Process documents in Community Edition

Upload sample invoices to train the learning instance, verify the extracted data, and fix validation errors.

Prerequisites

Upload sample invoices to a learning instance to test the learning instance's data extraction capabilities. If a document requires manual validation, the system sends it to the Validator, where you must manually enter the correct data.

Procedure

  1. Upload documents to the learning instance:
    Note: Community Edition can process a maximum of five documents at a time. You must wait for a document to successfully complete processing (and validation if necessary) to upload another document.
    1. Click Process documents.
    2. In the Process Documents window, click Browse to select the files to upload.
    3. In the Download data to field, enter the file path where the extracted data is output to a CSV file.
    4. Click Process documents.
      The Bot Runner window appears. The window disappears when the documents are done processing. Refresh the Learning instances table to see the updated metrics.

If there is a value next to the Validate documents link, you must manually validate the fields with errors. Otherwise, proceed to step 2b to review the extracted data.

  1. Fix the validation errors
    1. Click Validate documents.
      The Automation Co-Pilot Task Manager opens in a new tab, with the first failed document in queue.

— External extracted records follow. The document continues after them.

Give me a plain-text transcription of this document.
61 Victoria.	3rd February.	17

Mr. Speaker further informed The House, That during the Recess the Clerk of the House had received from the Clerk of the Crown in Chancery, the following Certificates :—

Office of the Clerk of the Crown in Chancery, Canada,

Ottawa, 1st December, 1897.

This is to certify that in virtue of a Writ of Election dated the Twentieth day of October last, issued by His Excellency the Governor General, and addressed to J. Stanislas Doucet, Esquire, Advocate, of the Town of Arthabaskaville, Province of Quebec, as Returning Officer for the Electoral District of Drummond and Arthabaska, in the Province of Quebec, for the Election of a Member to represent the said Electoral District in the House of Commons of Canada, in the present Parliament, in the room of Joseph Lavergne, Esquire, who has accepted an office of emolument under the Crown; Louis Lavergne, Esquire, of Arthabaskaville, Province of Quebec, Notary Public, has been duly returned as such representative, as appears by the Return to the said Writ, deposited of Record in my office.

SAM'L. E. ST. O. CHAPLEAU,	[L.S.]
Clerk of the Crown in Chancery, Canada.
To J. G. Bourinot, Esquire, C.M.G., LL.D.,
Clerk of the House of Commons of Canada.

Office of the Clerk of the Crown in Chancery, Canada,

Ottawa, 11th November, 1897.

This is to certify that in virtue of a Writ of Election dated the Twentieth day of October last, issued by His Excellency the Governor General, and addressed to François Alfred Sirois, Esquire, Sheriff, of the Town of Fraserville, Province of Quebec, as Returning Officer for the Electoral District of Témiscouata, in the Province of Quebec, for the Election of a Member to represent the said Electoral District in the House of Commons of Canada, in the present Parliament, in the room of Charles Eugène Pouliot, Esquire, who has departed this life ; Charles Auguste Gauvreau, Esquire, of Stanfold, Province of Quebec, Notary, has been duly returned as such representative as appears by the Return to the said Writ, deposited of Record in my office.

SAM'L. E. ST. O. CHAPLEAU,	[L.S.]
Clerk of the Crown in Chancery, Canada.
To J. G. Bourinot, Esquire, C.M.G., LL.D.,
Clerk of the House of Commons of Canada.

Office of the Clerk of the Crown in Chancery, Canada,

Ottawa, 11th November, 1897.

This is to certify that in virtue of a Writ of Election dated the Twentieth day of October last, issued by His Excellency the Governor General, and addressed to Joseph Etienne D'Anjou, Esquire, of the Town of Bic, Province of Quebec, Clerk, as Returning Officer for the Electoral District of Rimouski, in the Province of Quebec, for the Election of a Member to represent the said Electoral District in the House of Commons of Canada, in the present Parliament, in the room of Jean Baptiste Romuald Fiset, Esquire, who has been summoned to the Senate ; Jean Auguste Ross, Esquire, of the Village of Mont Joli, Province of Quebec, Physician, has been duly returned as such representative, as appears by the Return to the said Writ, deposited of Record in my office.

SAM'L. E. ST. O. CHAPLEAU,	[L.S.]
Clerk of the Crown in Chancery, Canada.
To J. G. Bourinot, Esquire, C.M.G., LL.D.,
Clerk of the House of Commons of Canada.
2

For an introduction to the Validator user interface, see Using the Automation Co-Pilot Task Manager Validator for Document Automation.
    2. Review each field to verify the data type and extracted value.
      Document Automation supports the following data types: text, number, date, address, and check box
      Alternatively, from the drop-down list on the right panel, you can select Show fields that need validation.
      Note: When documents are awaiting validation, if you edit the learning instance, click Reprocess to reattempt extraction.

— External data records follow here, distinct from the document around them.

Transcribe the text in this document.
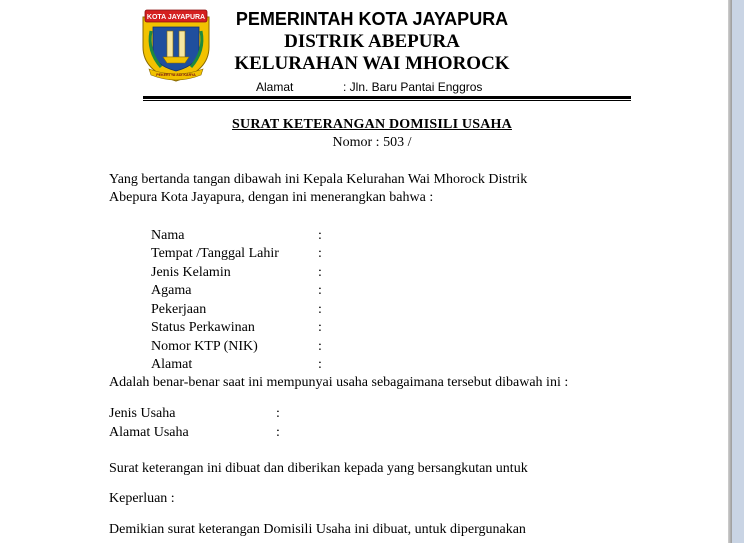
KOTA JAYAPURA
PEKERTYA ADI KARYA
PEMERINTAH KOTA JAYAPURA
DISTRIK ABEPURA
KELURAHAN WAI MHOROCK
Alamat	: Jln. Baru Pantai Enggros
SURAT KETERANGAN DOMISILI USAHA
Nomor : 503 /
Yang bertanda tangan dibawah ini Kepala Kelurahan Wai Mhorock Distrik
Abepura Kota Jayapura, dengan ini menerangkan bahwa :
Nama	:
Tempat /Tanggal Lahir	:
Jenis Kelamin	:
Agama	:
Pekerjaan	:
Status Perkawinan	:
Nomor KTP (NIK)	:
Alamat	:
Adalah benar-benar saat ini mempunyai usaha sebagaimana tersebut dibawah ini :
Jenis Usaha	:
Alamat Usaha	:
Surat keterangan ini dibuat dan diberikan kepada yang bersangkutan untuk
Keperluan :
Demikian surat keterangan Domisili Usaha ini dibuat, untuk dipergunakan
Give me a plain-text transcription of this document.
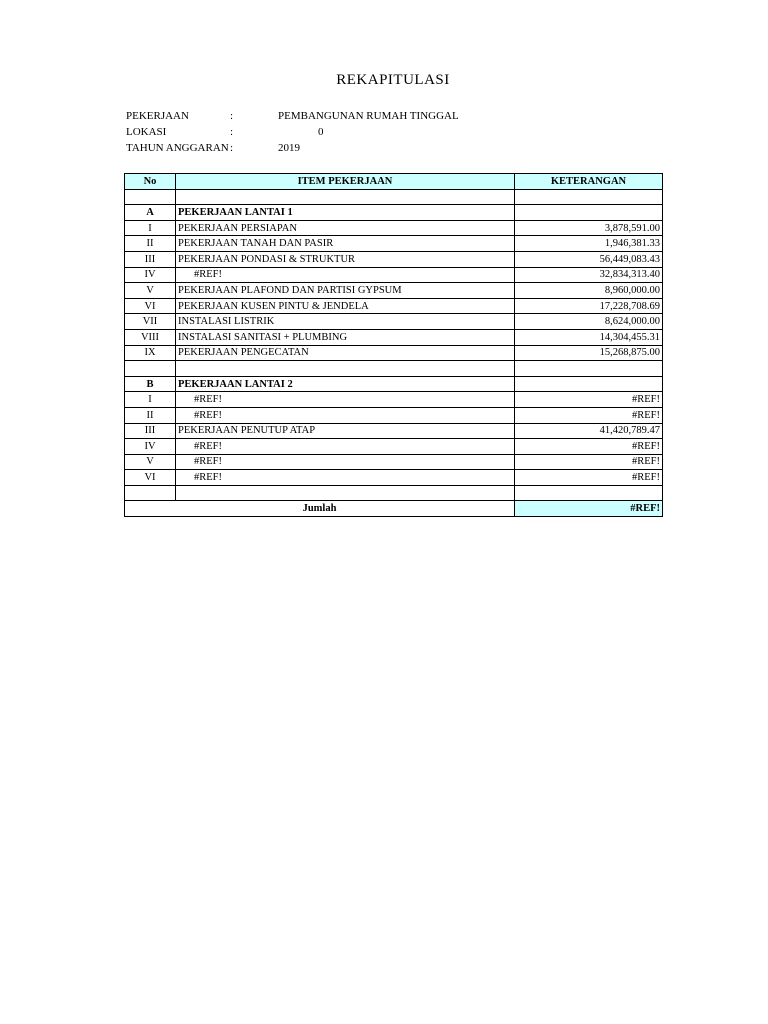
REKAPITULASI
PEKERJAAN	:	PEMBANGUNAN RUMAH TINGGAL
LOKASI	:	0
TAHUN ANGGARAN :	2019
No	ITEM PEKERJAAN	KETERANGAN

A	PEKERJAAN LANTAI 1	
I	PEKERJAAN PERSIAPAN	3,878,591.00
II	PEKERJAAN TANAH DAN PASIR	1,946,381.33
III	PEKERJAAN PONDASI & STRUKTUR	56,449,083.43
IV	#REF!	32,834,313.40
V	PEKERJAAN PLAFOND DAN PARTISI GYPSUM	8,960,000.00
VI	PEKERJAAN KUSEN PINTU & JENDELA	17,228,708.69
VII	INSTALASI LISTRIK	8,624,000.00
VIII	INSTALASI SANITASI + PLUMBING	14,304,455.31
IX	PEKERJAAN PENGECATAN	15,268,875.00

B	PEKERJAAN LANTAI 2	
I	#REF!	#REF!
II	#REF!	#REF!
III	PEKERJAAN PENUTUP ATAP	41,420,789.47
IV	#REF!	#REF!
V	#REF!	#REF!
VI	#REF!	#REF!

Jumlah		#REF!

      Reprocessing documents does not affect the uploaded documents metric.

    3. Update the fields with errors.
      Click the field or draw a box around the values that you want to extract.
      For Automation Anywhere pre-trained models, you can configure the learning instance to extract specific values in a field and ignore others. For more information, see Use validation feedback to extract specific values in a table.
      • To skip a document without correcting errors, click Skip to proceed to the next document in the validation queue.
      • To remove a document that cannot be processed, click Mark as Invalid.
    4. After you make the necessary corrections, click Submit so that the document can finish processing.
      The next document in queue appears. When all the documents are corrected, the system displays a message stating that no more tasks are available.
    5. Close the tab to return to the Learning Instances page.
  2. Verify the output results:
    1. Open the file in the Success folder that contains the extracted data and review the results to ensure that it matches your use case.
      The Microsoft forms return extracted values (OCR data) in the JSON format, such as GUID_0-MSFormTableResult.json. Along with the extracted document data in <<GUID>>_FileName CSV file, the Success folder also shows the extracted table data separately in another CSV files. Based on the number of tables in the document, you can find different CSV files for each table. For example, <<GUID_PAGE_NUMBER-Table_FILENAME_PAGENUMBER_TABLENUMBER.

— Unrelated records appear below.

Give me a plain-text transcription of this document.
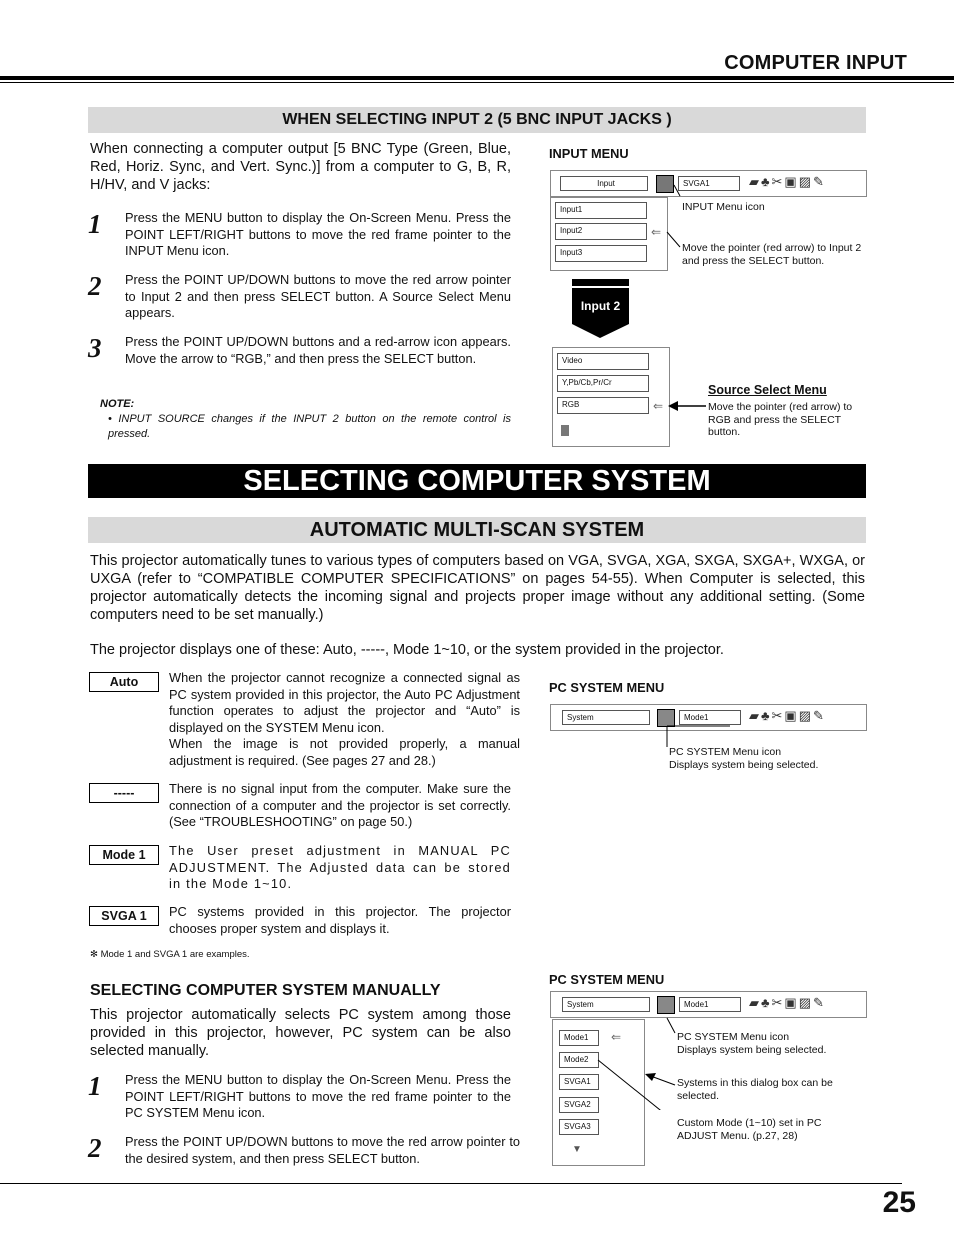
COMPUTER INPUT
WHEN SELECTING INPUT 2 (5 BNC INPUT JACKS )
When connecting a computer output [5 BNC Type (Green, Blue, Red, Horiz. Sync, and Vert. Sync.)] from a computer to G, B, R, H/HV, and V jacks:
1 Press the MENU button to display the On-Screen Menu. Press the POINT LEFT/RIGHT buttons to move the red frame pointer to the INPUT Menu icon.
2 Press the POINT UP/DOWN buttons to move the red arrow pointer to Input 2 and then press SELECT button. A Source Select Menu appears.
3 Press the POINT UP/DOWN buttons and a red-arrow icon appears. Move the arrow to “RGB,” and then press the SELECT button.
NOTE:
• INPUT SOURCE changes if the INPUT 2 button on the remote control is pressed.
INPUT MENU
Input	SVGA1	▰♣✂▣▨✎
Input1
Input2
Input3
⇐
INPUT Menu icon
Move the pointer (red arrow) to Input 2 and press the SELECT button.
Input 2
Video
Y,Pb/Cb,Pr/Cr
RGB	⇐
Source Select Menu
Move the pointer (red arrow) to RGB and press the SELECT button.
SELECTING COMPUTER SYSTEM
AUTOMATIC MULTI-SCAN SYSTEM
This projector automatically tunes to various types of computers based on VGA, SVGA, XGA, SXGA, SXGA+, WXGA, or UXGA (refer to “COMPATIBLE COMPUTER SPECIFICATIONS” on pages 54-55). When Computer is selected, this projector automatically detects the incoming signal and projects proper image without any additional setting. (Some computers need to be set manually.)
The projector displays one of these: Auto, -----, Mode 1~10, or the system provided in the projector.
Auto	When the projector cannot recognize a connected signal as PC system provided in this projector, the Auto PC Adjustment function operates to adjust the projector and “Auto” is displayed on the SYSTEM Menu icon.
When the image is not provided properly, a manual adjustment is required. (See pages 27 and 28.)
-----	There is no signal input from the computer. Make sure the connection of a computer and the projector is set correctly. (See “TROUBLESHOOTING” on page 50.)
Mode 1	The User preset adjustment in MANUAL PC ADJUSTMENT. The Adjusted data can be stored in the Mode 1~10.
SVGA 1	PC systems provided in this projector. The projector chooses proper system and displays it.
✻ Mode 1 and SVGA 1 are examples.
PC SYSTEM MENU
System	Mode1	▰♣✂▣▨✎
PC SYSTEM Menu icon
Displays system being selected.
SELECTING COMPUTER SYSTEM MANUALLY
This projector automatically selects PC system among those provided in this projector, however, PC system can be also selected manually.
1 Press the MENU button to display the On-Screen Menu. Press the POINT LEFT/RIGHT buttons to move the red frame pointer to the PC SYSTEM Menu icon.
2 Press the POINT UP/DOWN buttons to move the red arrow pointer to the desired system, and then press SELECT button.
PC SYSTEM MENU
System	Mode1	▰♣✂▣▨✎
Mode1
Mode2
SVGA1
SVGA2
SVGA3
⇐
▼
PC SYSTEM Menu icon
Displays system being selected.
Systems in this dialog box can be selected.
Custom Mode (1~10) set in PC ADJUST Menu. (p.27, 28)
25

      With separate table data, you can compare extracted data with Microsoft engine data in the GUID_0-MSFormTableResult.json file.

    2. Optional: Review the Learning Instance dashboard.
      The dashboard displays the total number of uploaded documents and the number of documents pending validation.

Next steps

Congrats! You have now successfully processed your first documents in the Community Edition version of Document Automation.